Centro Pagina - cronaca e attualità

Osimo

I capolavori dei Sibillini “volano” da Osimo a Milano

La mostra dedicata alle opere d'arte ferite dal sisma arrivate dalla Rete museale dei Sibillini a palazzo Campana adesso potranno essere ammirate da tanti altri italiani, che già pregustano il tour per quelle meraviglie che saranno “scoperte” a pochi giorni dal Natale

Una restauratrice all'opera su una tela salvata dal sisma
Una restauratrice all'opera su una tela salvata dal sisma

OSIMO – I capolavori dei Sibillini da Osimo sono giunti a Milano. La mostra “Capolavori Sibillini” dedicata alle opere d’arte ferite dal sisma arrivate dalla Rete museale dei Sibillini a palazzo Campana adesso potranno essere ammirate da tanti altri italiani, che già pregustano il tour per quelle meraviglie che saranno “scoperte” a pochi giorni dal Natale.
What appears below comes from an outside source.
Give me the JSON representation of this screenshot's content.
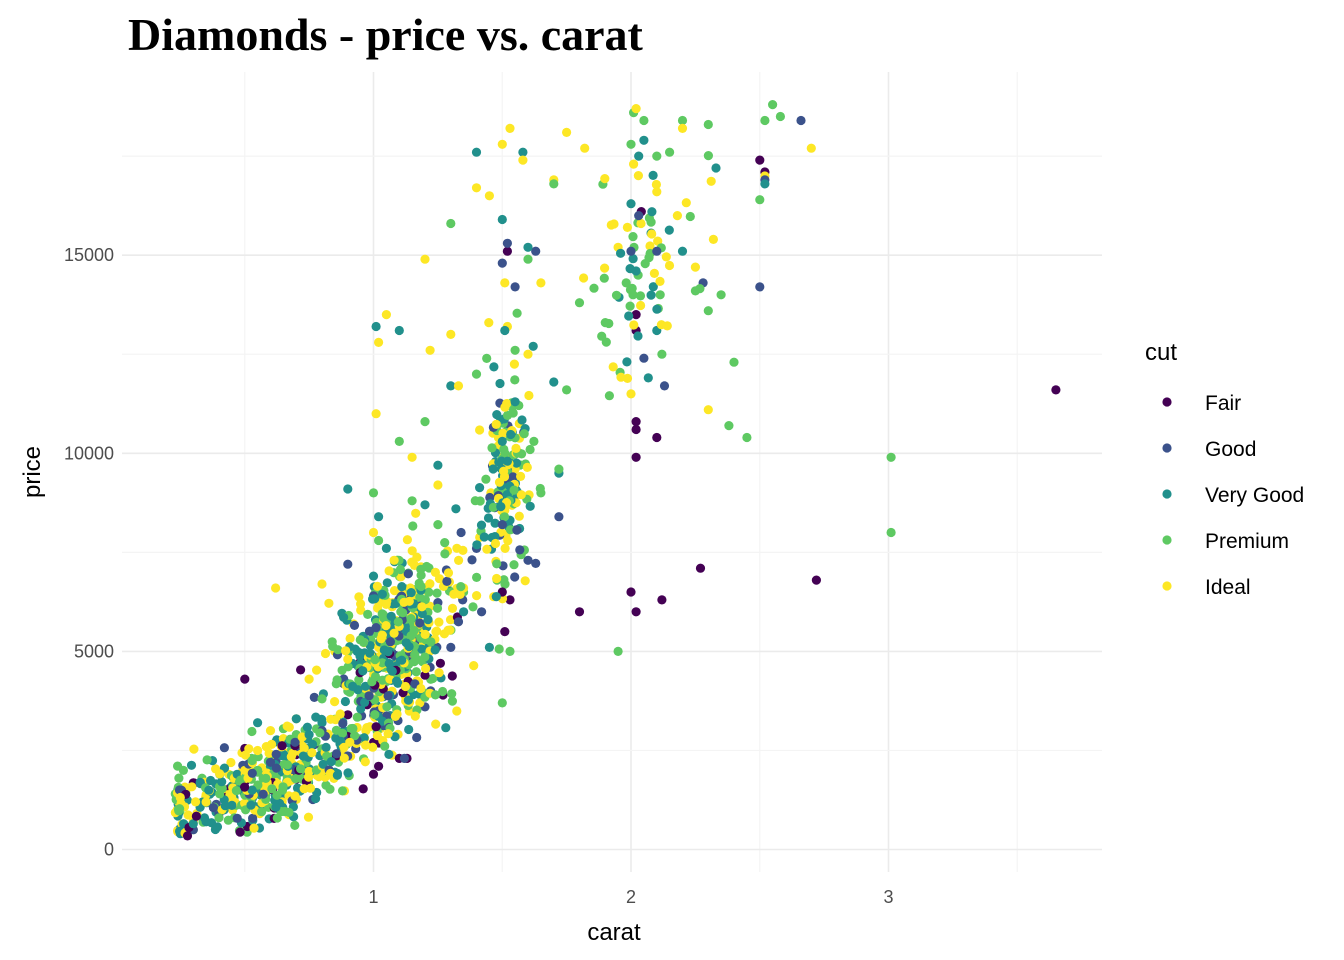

«Il viaggio è andato bene, ora ci attende una rinfrescata, ci faremo belli al laboratorio di restauro e poi saremo coccolati dal personale di un grande museo come il Diocesano di Milano, dove le attenzioni del direttore, dei curatori e dei conservatori saranno tutte per noi – commentano ironicamente gli addetti all’organizzazione -. Siamo pronti a raccontare un’altra bella storia al museo milanese dove si è creato un ottimo clima di collaborazione tra professionisti. Anche la preziosa collezione di Sarnano, chiusa nel deposito per mesi, sarà restaurata e potrà mostrarsi in tutta la sua maestosità al pubblico milanese».

Sono in corso insomma i lavori per l’allestimento della mostra a cura della direttrice della Rete museale dei Sibillini Daniela Tisi e del critico Vittorio Sgarbi che a febbraio aveva presenziato al taglio del nastro dell’esposizione a Osimo con il ministro ai Beni culturali Dario Franceschini. La mostra aprirà i battenti giovedì 21 dicembre e chiuderà il 20 giugno 2018.

Una meravigliosa tela salvata dal sisma oggi a Milano
Una meravigliosa tela salvata dal sisma oggi a Milano

Resterà comunque impressa nella memoria la splendida cerimonia di chiusura di un mese fa esatto a Osimo dopo la proroga di un mese. «Siamo orgogliosi di aver investito come Comune di Osimo oltre cinquemila euro per donare il restauro delle opere – aveva detto il sindaco Simone Pugnaloni -. I novemila visitatori sono stati un obiettivo importante, previsto con criterio prudenziale nel piano economico e finanziario che approvò il progetto. La mostra ha chiuso a pareggio».